Continual skill knowledge for robot manipulation, connecting task memory with vision-language-action policies.

Flow world model

RoboFlow4D

A lightweight 4D flow world model for real-time, flow-guided robotic manipulation.

VSLA

HEAR

A Vision-Sound-Language-Action framework for robots that use acoustic cues during manipulation.

Selected Work

Representative projects with visual demonstrations.

Image and LiDAR point cloud registration for vehicle localization

2D-3D localization

End-to-end 2D-3D Registration between Image and LiDAR Point Cloud

A vehicle localization pipeline that directly aligns image observations with LiDAR point clouds for robust real-world positioning.

Semantic neural implicit SLAM reconstruction

Semantic SLAM

SNI-SLAM and SNI-SLAM++

Semantic neural implicit mapping for dense scene reconstruction, tracking, and physically meaningful robot perception.

3D scene flow auto-labelling comparison

3D scene flow

3DSFLabelling and DifFlow3D

Scene-flow learning for dynamic 3D worlds, combining pseudo auto-labelling and uncertainty-aware diffusion refinement.

Real2Sim2Real robotic manipulation learning with Gaussian splatting

Robot manipulation

RL-GSBridge

A 3D Gaussian Splatting based Real2Sim2Real method for robotic manipulation learning and sim-to-real transfer.

Deep LiDAR odometry in 3D point clouds

LiDAR odometry

PWCLO-Net and EfficientLO-Net

Learning-based LiDAR odometry that estimates robust 3D motion from large-scale point clouds.

Reinforcement learning enhanced robust estimation

Robust estimation

RLSAC

Reinforcement learning enhanced sample consensus for end-to-end robust estimation in computer vision and robotics.

01

3D/4D Robot Vision

We develop robot perception models that read geometry, semantics, correspondence, and motion from RGB, RGB-D, LiDAR, and multi-modal point clouds. This includes localization, odometry, registration, semantic segmentation, dense mapping, and dynamic scene understanding.

Typical questions include how to align 2D and 3D observations, how to represent large-scale scenes efficiently, and how to reason about time so that vision becomes 4D rather than a collection of still frames.

02

World-Model-Based Prediction

We investigate predictive models that forecast scene flow, semantic evolution, latent map states, and action-conditioned changes in the environment. This includes diffusion models, neural implicit representations, Gaussian scene models, and future-conditioned perception.

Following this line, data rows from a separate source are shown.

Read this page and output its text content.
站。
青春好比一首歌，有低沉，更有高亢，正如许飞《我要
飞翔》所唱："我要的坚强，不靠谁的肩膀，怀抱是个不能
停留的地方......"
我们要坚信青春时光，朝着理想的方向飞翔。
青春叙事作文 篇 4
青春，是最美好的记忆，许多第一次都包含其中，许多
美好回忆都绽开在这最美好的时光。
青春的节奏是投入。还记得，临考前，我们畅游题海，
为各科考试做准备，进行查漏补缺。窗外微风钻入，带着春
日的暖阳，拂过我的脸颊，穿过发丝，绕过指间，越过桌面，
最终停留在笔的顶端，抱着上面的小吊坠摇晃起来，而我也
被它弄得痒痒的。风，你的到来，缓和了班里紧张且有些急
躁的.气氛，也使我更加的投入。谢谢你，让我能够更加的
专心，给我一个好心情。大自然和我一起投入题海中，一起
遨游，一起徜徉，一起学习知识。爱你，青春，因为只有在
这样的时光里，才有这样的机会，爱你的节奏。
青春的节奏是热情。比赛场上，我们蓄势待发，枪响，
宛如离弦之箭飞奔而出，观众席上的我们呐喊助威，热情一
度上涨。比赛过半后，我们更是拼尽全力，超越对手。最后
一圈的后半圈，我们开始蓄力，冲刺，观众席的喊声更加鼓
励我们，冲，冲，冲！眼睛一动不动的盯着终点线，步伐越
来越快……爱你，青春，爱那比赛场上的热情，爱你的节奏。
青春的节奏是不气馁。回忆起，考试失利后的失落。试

The goal is not just prediction for its own sake. We want world models that make robots plan better, simulate better, recover from partial observability, and transfer learning more effectively between real and virtual environments.

03

Physics-Based Robot Action

We study how structured perception and predictive models can improve robotic manipulation, robust estimation, and embodied decision making. Our interest is in methods that preserve physical meaning instead of treating action as a purely black-box policy problem.

Current themes include real-to-sim-to-real learning, contact-rich manipulation, reinforcement learning with priors, and action pipelines built on geometry-aware scene representations.